Mac made no indication that he’d heard her, he just watched, coal-black eyes fixed on her every breath, intensely aware of her reactions.
Heart rate elevated, breaths panicked, skin coated in a fine sheen of sweat and Ash knew she probably looked as freaked as she was trying not to feel. She was being provoked. Just breathe, Ash. Maybe he knows what he’s doing … hopefully he knows what he’s doing.
Cloth dabbed at her forehead, snapping her thoughts front and centre.
‘Your beast strengthens by the hour, Ashling. I can feel your quickening in my own blood. You must contain it.’
Terror roared over her careful control. ‘But how?’

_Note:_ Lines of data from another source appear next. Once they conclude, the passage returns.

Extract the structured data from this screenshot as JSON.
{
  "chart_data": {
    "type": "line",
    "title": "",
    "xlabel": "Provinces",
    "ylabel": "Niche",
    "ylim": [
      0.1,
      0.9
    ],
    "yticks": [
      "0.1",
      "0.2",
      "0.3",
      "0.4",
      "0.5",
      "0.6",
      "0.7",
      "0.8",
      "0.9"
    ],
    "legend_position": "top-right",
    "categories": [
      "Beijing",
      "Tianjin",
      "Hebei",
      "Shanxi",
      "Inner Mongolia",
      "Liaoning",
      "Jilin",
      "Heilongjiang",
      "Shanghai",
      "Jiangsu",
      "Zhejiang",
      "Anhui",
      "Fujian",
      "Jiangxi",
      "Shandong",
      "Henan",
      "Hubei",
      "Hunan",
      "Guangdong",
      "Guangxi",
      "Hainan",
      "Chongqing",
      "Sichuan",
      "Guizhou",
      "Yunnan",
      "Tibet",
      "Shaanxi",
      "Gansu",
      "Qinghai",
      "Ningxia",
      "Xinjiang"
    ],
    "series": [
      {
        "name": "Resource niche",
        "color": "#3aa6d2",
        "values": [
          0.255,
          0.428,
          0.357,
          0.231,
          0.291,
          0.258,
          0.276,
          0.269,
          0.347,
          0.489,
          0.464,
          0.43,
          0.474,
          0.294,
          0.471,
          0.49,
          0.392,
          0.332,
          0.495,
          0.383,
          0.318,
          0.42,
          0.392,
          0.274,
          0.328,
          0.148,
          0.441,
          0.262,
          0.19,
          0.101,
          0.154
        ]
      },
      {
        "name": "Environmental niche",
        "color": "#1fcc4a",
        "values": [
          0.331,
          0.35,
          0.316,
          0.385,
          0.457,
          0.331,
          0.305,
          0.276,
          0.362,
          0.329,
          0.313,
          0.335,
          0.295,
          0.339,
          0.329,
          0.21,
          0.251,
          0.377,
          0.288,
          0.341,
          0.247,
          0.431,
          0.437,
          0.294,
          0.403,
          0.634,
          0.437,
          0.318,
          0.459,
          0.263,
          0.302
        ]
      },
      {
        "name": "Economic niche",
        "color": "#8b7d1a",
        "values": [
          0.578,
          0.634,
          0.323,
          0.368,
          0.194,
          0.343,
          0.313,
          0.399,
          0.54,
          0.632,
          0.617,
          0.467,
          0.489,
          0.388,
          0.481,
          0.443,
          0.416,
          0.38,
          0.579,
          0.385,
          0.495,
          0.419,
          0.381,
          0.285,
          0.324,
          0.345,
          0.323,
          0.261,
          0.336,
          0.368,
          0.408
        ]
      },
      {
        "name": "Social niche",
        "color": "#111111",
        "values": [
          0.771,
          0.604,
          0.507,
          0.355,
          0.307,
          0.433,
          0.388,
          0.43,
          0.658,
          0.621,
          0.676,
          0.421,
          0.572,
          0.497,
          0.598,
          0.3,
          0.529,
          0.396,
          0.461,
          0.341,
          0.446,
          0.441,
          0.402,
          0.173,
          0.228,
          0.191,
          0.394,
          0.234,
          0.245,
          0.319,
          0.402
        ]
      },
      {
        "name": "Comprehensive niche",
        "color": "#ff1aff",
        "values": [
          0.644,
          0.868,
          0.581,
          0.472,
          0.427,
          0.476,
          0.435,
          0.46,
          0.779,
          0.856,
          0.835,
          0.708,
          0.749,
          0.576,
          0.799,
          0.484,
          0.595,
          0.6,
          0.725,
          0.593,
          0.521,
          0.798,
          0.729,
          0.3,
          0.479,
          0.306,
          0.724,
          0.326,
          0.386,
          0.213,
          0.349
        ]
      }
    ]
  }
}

His face was so sympathetic, it hurt to look at it. She didn’t trust his concern. ‘For this to work, you need to relax. Breathe deep.’
Ash complied shakily.
‘Taste the smoke in your lungs, it will calm you.’ He took up pacing around her once more, his eyes searing where they lingered.
A warning rolled from her throat.
He cast her an admonishing look but continued. ‘From childhood, we were sent to the Thegn Masters for instruction. They taught us to transcend emotions, to diffuse our triggers, by diverting their energy.’
‘Triggers?’
‘Negative stimuli: fear, pain, anger, grief … lust.’ He prowled around her and even the words bristled something primal in her. ‘Jealousy, I believe we have established.’
From behind her, Mac’s voice was low with amusement. She could sense the damn smirk. ‘You must learn to cool the rage in your blood, control it, before it consumes you.’
When he next came into view, he was playing something through his fingers. It was a goddamn whip. Fear flooded her blood with adrenaline and flipped her switch from warily compliant to frantic. She reared away from him. Her curled lip was a nod to the leather he stroked tenderly over his palm.